Trying to understand errors-in-variables and how this affect the choice of number of subjects in a study

27 Views Asked by At

I am twisting my brain on some voluntary exercises we have received in our Data Analytics class in my study. We have a dataset of respondents to a imaginary analysis, and by using linear regression to look for correlations in the variables we have, we got a r squared value which were quite low. (Down into the 0.3s) What I want to find out, however, is if it would be better to conduct the study based on a different variable in the same dataset, which brings in around 10-100 times the amount of respondents?

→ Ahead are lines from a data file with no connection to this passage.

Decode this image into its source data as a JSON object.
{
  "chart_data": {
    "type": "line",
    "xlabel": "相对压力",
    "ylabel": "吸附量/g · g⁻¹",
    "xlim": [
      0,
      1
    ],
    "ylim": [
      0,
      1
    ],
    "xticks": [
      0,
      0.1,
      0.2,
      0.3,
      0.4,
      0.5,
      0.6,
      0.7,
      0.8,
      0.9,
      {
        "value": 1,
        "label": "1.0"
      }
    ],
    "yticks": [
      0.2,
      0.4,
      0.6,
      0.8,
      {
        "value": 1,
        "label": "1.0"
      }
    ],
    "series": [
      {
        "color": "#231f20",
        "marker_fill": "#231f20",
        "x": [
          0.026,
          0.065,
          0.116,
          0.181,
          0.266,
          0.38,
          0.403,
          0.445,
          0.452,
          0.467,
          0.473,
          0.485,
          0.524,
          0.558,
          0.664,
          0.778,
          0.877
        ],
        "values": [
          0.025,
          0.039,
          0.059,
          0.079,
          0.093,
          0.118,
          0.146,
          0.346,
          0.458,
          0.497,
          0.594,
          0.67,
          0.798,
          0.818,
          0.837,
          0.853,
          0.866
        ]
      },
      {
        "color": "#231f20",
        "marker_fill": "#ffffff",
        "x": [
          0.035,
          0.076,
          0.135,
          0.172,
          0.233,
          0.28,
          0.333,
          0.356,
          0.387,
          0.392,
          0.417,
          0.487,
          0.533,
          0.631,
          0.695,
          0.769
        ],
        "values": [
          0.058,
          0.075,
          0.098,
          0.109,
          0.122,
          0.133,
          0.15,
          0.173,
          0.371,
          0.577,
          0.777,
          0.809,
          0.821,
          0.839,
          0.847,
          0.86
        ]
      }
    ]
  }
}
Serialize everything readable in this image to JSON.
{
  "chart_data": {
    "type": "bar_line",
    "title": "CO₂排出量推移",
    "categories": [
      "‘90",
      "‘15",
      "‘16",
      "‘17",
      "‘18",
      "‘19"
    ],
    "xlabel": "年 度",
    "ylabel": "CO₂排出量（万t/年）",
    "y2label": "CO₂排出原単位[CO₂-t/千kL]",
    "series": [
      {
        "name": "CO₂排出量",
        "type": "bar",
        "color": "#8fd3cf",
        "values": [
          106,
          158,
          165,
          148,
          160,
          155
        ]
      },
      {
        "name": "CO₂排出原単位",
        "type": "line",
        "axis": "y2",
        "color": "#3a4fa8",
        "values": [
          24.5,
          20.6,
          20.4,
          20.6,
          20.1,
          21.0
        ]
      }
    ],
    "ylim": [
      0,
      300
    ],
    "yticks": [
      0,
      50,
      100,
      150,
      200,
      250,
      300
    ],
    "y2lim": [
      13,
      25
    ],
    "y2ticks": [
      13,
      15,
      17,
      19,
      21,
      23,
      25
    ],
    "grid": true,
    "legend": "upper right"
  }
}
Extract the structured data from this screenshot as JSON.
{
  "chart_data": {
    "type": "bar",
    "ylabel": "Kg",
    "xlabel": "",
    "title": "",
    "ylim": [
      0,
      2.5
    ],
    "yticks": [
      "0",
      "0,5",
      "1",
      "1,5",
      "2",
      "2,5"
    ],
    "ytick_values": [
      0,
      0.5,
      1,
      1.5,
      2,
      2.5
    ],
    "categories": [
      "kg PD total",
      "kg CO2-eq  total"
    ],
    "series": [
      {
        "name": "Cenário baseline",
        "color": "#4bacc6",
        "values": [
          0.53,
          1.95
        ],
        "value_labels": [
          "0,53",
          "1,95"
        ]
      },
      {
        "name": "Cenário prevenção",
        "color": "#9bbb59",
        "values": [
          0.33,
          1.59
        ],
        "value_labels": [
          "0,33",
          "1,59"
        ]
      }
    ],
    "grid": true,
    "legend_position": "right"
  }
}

The exercise is made to challenge those who want, and I know that we should look into errors-in-variables models to explain it. The problem is I kind of struggle to understand how this applies to my problem. After reading about errors-in-variables for a while I believe I have narrowed it down into being related to how much error it is likely you get and how this affect the dataset when it grows. I think I got a grasping of how errors-in-variables work and how the linear regression formula looks like in its expanded version (we have been calculating without errors for now), but I want to understand how they affect each other and how errors-in-variables is affected by the number of observations used in calculation.

TL;DR/specific question: How will the r squared values of a linear regressions model possibly be affected if the number of values in the dataset used for computing increases extremely, explained using errors-in-variables models. I am not asking if, since that is not how Stackoverflow works, I know. I want to understand why.

1

There are 1 best solutions below

5
On BEST ANSWER

Only if the original number of data points was too low and therefore subject to excessive random variability. Otherwise, for the same two variables, it's likely just more of the same and won't change $r^2$ very much.

Variability tends to follow the dimension of the minor axis of an ellipse which contains all the data points and whose major axis is the trend line. Adding more data points tends to just add more points into the ellipse without changing the minor axis. That is, the cloud of points just becomes more dense but not more concentrated or spread out about the trend line.

It is always better to have more data points than less.